Well another busy year that has flown by rather quickly.
Next year, we are Te Pūkenga no more and return to being Ara Institute of Canterbury. An organisational restructure in mid- 2025 saw the Ara departments being dismantled and repackaged into three faculties. Each is helmed by a Dean of Faculty and supported by portfolio managers and a small number of faculty operations managers. My work team is now part of Ako (teaching and learning) Quality. We still do the same things, but the larger team is now made up of quality, learning design/educational development, kaiako (teacher) capability, and research.
This year, we have had a catch up on programme reviews. Many of our degrees, which are supposed to be reviewed every 5 years, were not reviewed through Te Pūkenga. The large institute was working through all the degrees under its wing, and unifying them i.e. based on one programme of learning. So far, only a handful of programmes were unified. So a large backlog of programmes now need to be reviewed, leading to my team's chief busyness this year as we work through many degree programmes and 'sub-degree' programmes for review and re-registration with the NZ Qualifications Authority.
AI and its implications on education has also been a focus. The AARIA 'Using Gen AI to support foundation/bridging ākonga (learners) was completed and launched in August. We are also piloting Cogniti - developed by the University of Sydney to provide support to teachers to build AI agents, and PebblePad, an eportfolio platform.
Highlights include final publication of the book 'AI in Vocational Education' at the end of May. The book had a good number of downloads and a positive and supportive review.
Three weeks in Europe, culminating in the Journal of Vocational Education and Training Research (JVET) conference at Oxford, provided for R & R opportunities, a catch up with my cuzzie in Scotland and networking with VET researchers from Europe, South America and Africa.
Presentations across the year have largely been on AI. I presented a plenary at the local NZ Vocational Education and Training Research Forum in November. There, the presentation of the lifetime award for the forum was extra special as NZ VET moves into another era and into post Reform of Vocational Education.

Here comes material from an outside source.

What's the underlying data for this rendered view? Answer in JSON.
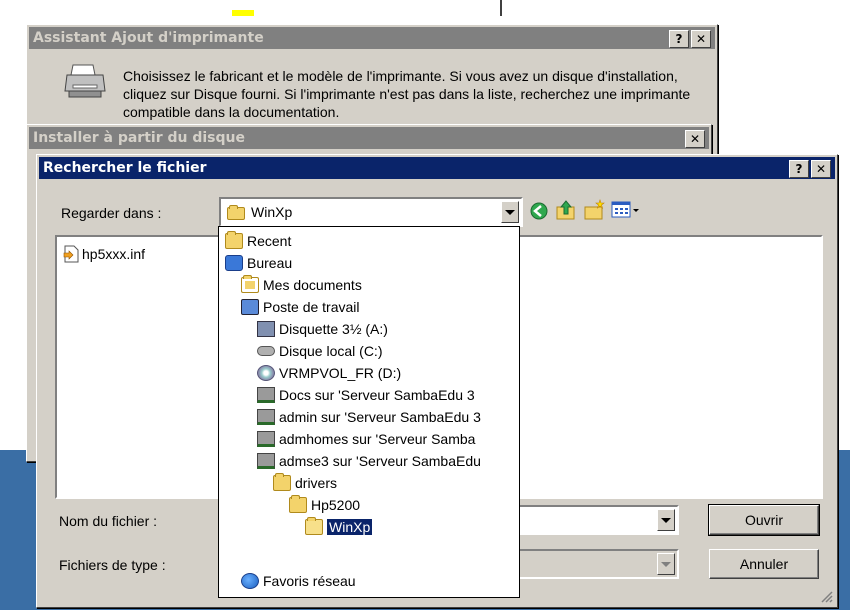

The cessation of Ako Aotearoa, and the Centres for Vocational Excellence (CoVEs) will mean that funding for VET research will be very thin on the ground. Thankfully, my institute is supportive of research activities in the Scholarship of Teaching and Learning (SoTL) space, so we will continue with the various AI pilots/projects. 2026 will be very much a year of reconsolidation for the institute, so its a 'watch this space' process for the next year or so.